Somewhere I remember seeing an alternative function in Base but I haven’t been able to find it again.
There were two options mentioned in the commit linked above: NanMath.jl and DataArrays.jl. NaNMath looks like a good option if there’s nothing available in Base but DataArrays looks like overkill for a simple nanmean function.
Matlab (just for those searching for nanmean usage like in Matlab)
Is mean(filter(!isnan, x) fast compared to filtering inside the accumulator? Does it require more memory?
mapslices solution is awesome but seems obscure to me, compared to nanmean. I always need nanmean for processing geophysical data, and would find it useful in StatsBase.
Also note, like Matlab’s, this nanmean along multiple dimensions is not associative in general, but depends on order of operations on dimensions, nanmean(nanmean((x,1),2) != nanmean(nanmean((x,2),1).
@timholy’s Images.jl and meanfinite have fast, flexible dimensioned averages that ignore non-finite values.
I have reworked meanfinite as condmean in ConditionalMean to accumulate subject to an arbitrary condition (which could be to ignore sentinel values, i.e. NaN, -999). It also can average a callable function of the array. nanmean() and nanstd() methods are provided. Tests and pull requests are welcome.
Now this devolves into a ease-of-use complaint: The unsettledness of standard(s) for how to handle missing data is an impediment to developing useful functions and methods. The long list of breaking, late-breaking, and deprecated ways to do this include NA, missing, Null, Unions thereof, and sentinel values for numeric types (e.g. NaN).
This diversity and changing architecture leads to severe usability problems. Searching the discussions, I find different computer science and data science philosophies and practical reasons for one approach over another. I respect these arguments, but it’s impossible hard to tell what works, what’s supported, deprecated, or broken.
I sympathize with the frustration about this issue, but note that things are in transition now because of the anticipated efficiency gain for small unions in v0.7. Hopefully the semantics will settle soon after the next stable release.
Good catch. At some point mapslices changed how it inputs dimensions. Apparently I never use that case in my code so I hadn’t noticed it.
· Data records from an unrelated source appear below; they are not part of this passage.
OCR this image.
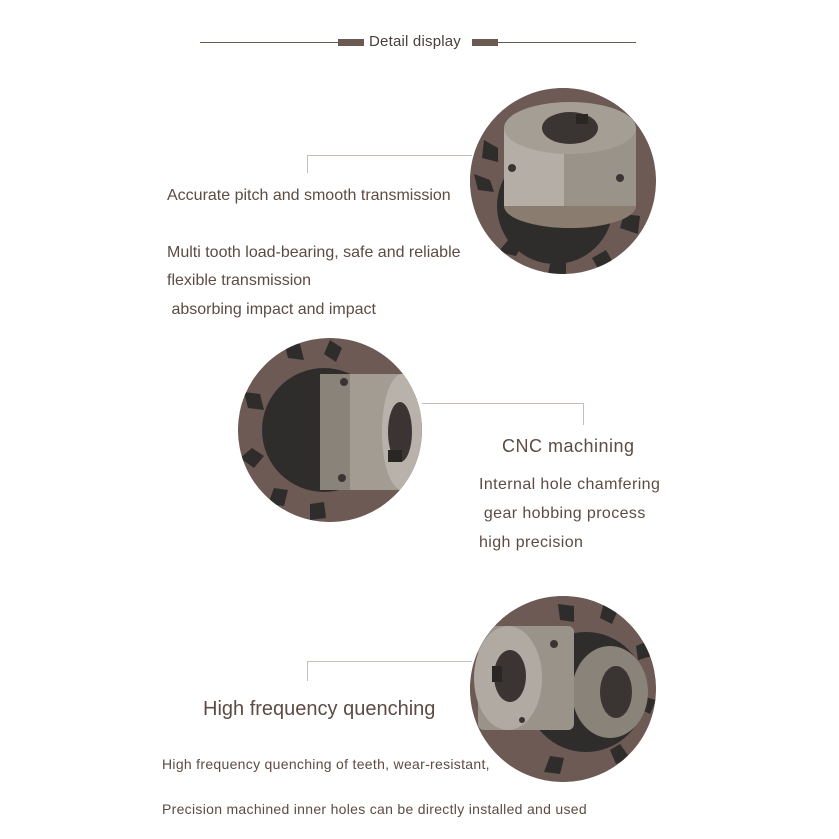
Detail display
Accurate pitch and smooth transmission
Multi tooth load-bearing, safe and reliable
flexible transmission
absorbing impact and impact
CNC machining
Internal hole chamfering
gear hobbing process
high precision
High frequency quenching
High frequency quenching of teeth, wear-resistant,
Precision machined inner holes can be directly installed and used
Fortunately the fix is simple, y ⟹ dims=y
When using mean(filter(!isnan, A), dims=2) for a 2D matrix A, the filter flattens it into a vector before taking the mean. How can I do a mean over the columns of matrix ignoring the NaN values?
Cool! That worked for me, thanks! Seems like this should be achievable with the skipmissing feature in Statistics, but it doesn’t seem to accept both skipmissing and dims.